Ilusos o malintencionados, no importa -la mejor manera de conocer los abismos del alma sigue siendo la conducta; no el ideal que los individuos pregonan o lo que aseguran de sí mismos-, algunos se empeñan en convencernos de que en el capitalismo la coerción constituye un hecho perecedero, limitado a la «acumulación originaria». Que si […]
Ilusos o malintencionados, no importa -la mejor manera de conocer los abismos del alma sigue siendo la conducta; no el ideal que los individuos pregonan o lo que aseguran de sí mismos-, algunos se empeñan en convencernos de que en el capitalismo la coerción constituye un hecho perecedero, limitado a la «acumulación originaria». Que si el sistema nació chorreando sangre, al decir de Marx, ha remontado para siempre la ruta del látigo, para auxiliarse solo del consenso, el diálogo, la democracia.
¿Por dónde empezar para refutar esas conciencias, apologéticas por cálculo, miedo, cansancio, o entrega al más solvente postor?
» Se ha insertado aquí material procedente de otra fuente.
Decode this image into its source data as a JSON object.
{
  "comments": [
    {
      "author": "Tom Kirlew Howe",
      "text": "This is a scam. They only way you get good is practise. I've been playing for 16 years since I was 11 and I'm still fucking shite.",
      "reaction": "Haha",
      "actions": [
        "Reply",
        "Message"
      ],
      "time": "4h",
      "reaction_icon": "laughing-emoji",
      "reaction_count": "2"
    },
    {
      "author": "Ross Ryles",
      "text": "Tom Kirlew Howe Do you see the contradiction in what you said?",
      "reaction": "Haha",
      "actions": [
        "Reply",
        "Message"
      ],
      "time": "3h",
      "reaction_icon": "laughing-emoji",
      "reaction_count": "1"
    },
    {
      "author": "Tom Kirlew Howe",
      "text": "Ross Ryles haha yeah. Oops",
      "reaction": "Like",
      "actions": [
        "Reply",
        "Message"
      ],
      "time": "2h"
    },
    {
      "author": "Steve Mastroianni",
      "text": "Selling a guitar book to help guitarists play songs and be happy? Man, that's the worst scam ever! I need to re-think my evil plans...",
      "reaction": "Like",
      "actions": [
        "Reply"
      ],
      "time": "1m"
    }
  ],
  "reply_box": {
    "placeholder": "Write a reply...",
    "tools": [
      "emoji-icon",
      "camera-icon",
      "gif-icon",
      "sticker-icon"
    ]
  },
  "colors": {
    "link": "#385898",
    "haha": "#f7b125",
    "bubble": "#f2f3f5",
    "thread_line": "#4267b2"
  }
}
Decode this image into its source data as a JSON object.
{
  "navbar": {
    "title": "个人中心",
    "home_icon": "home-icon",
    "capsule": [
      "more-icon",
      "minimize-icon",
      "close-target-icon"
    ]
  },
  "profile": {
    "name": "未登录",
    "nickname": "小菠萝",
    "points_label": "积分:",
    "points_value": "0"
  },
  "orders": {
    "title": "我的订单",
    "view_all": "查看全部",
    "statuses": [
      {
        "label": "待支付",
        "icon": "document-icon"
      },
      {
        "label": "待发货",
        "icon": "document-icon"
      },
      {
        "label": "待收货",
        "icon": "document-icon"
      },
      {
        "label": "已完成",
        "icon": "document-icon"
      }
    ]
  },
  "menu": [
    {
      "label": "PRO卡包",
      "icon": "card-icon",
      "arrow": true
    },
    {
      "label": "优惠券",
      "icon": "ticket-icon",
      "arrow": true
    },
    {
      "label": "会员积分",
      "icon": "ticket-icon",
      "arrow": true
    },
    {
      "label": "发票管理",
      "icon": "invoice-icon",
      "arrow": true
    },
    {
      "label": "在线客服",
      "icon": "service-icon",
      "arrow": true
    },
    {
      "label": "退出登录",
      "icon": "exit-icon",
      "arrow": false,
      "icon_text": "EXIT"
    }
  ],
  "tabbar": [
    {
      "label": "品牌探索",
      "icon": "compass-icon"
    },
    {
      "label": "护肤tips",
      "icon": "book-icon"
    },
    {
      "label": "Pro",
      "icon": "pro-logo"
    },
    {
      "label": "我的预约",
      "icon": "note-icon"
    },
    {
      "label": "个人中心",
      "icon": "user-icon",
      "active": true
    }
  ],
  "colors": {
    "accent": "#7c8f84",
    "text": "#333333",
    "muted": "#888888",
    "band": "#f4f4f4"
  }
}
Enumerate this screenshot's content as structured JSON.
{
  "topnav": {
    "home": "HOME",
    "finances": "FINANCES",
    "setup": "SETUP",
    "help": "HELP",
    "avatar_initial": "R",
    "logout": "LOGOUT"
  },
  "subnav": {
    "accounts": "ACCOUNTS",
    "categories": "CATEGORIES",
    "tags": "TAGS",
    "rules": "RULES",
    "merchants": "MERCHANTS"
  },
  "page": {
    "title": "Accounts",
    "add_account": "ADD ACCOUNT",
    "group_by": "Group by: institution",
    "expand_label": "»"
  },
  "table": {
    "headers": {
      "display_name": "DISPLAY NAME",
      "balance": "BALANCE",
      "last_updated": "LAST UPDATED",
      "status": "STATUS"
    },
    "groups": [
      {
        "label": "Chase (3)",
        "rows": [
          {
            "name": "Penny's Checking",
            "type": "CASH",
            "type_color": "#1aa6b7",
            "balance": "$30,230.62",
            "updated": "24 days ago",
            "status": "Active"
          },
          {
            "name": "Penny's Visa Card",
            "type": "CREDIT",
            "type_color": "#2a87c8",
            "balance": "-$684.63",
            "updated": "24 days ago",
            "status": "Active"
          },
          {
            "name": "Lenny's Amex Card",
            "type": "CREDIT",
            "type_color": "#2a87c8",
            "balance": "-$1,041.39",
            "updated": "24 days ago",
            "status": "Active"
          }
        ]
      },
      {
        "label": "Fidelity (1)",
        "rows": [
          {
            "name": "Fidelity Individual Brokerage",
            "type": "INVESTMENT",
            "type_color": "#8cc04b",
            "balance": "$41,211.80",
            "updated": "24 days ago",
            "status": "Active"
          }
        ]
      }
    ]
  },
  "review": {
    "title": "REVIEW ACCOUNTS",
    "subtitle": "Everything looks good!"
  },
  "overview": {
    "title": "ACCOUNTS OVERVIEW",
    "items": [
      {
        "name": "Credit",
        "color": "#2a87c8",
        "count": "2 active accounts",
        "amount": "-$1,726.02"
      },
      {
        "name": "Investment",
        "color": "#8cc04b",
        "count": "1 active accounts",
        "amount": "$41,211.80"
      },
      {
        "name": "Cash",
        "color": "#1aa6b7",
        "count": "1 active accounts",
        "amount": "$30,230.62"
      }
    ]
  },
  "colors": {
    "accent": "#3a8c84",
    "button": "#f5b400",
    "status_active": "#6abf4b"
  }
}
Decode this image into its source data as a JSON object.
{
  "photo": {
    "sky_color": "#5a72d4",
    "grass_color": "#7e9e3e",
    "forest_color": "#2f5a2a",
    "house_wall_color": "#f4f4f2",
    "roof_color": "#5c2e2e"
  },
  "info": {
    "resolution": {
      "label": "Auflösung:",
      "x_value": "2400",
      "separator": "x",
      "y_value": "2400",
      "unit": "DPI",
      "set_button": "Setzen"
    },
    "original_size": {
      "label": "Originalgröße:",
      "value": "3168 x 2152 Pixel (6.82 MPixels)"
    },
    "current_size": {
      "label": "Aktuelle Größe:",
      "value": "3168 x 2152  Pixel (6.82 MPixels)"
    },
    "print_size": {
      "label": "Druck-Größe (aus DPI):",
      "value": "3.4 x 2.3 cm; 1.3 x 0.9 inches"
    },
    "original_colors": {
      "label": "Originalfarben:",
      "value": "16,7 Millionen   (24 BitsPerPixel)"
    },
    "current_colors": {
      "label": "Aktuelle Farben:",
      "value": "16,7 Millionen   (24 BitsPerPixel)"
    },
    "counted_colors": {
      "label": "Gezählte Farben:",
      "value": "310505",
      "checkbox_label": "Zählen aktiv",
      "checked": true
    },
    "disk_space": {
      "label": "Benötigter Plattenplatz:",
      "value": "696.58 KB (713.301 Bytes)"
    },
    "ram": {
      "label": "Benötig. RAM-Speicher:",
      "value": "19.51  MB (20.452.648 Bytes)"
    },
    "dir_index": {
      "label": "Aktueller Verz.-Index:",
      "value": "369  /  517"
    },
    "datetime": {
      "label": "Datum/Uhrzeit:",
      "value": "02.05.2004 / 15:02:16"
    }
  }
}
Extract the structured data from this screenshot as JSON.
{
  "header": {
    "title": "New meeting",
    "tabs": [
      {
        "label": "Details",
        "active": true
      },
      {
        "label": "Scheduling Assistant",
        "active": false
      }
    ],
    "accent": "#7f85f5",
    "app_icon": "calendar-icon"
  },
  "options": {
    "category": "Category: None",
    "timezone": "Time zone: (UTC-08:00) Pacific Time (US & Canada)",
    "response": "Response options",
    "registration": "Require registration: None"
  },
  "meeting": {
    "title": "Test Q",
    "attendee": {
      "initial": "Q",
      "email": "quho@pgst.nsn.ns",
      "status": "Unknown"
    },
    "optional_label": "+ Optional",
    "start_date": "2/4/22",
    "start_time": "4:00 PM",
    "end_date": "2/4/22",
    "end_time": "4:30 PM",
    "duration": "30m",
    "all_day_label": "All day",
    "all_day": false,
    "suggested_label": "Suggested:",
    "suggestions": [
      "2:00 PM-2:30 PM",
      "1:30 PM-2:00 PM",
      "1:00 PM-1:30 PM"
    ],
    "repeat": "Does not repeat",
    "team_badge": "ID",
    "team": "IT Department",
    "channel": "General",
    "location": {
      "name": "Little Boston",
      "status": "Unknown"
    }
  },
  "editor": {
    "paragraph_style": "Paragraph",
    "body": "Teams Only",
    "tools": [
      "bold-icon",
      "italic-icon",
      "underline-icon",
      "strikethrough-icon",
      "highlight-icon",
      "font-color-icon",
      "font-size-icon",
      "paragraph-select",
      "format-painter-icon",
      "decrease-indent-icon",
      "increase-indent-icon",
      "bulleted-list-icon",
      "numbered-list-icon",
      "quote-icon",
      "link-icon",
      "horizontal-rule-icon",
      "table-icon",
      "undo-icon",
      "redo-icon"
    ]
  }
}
Ah, por el embrión, la potencia que podría trocarse en acto. Por los niños. Pero es tanta la iniquidad que sufren ellos en este orbe enajenado y enajenante que, sin duda, resulta ímproba la selección de información. Afortunadamente, un reporte de reciente publicación, entrevisto en una estiba de datos -¿azar o causalidad camuflada?-, nos socorre con cifras explayadas como pesadillas:
«Unos 600 millones de niños viven en la pobreza. Y más de 27 mil menores de cinco años mueren al día por causas evitables. Más de 250 millones de infantes desde cinco a 14 años trabajan extensas y agotadoras jornadas laborales. Otros 130 millones no reciben siquiera educación elemental. Aproximadamente seis millones padecen lesiones limitantes causadas por los conflictos bélicos o han fallecido como consecuencia de las guerras. En la actualidad, unos 300 mil menores de 18 años sirven como combatientes (alrededor del 10 por ciento de las fuerzas en armas en el planeta). Según el Fondo de las Naciones Unidas para la Infancia (Unicef), la prostitución y la pornografía infantiles, los llamados niños de la calle y el tráfico de órganos extraídos a infantes engañados o secuestrados y luego asesinados, rebasa con creces las más espeluznantes experiencias…»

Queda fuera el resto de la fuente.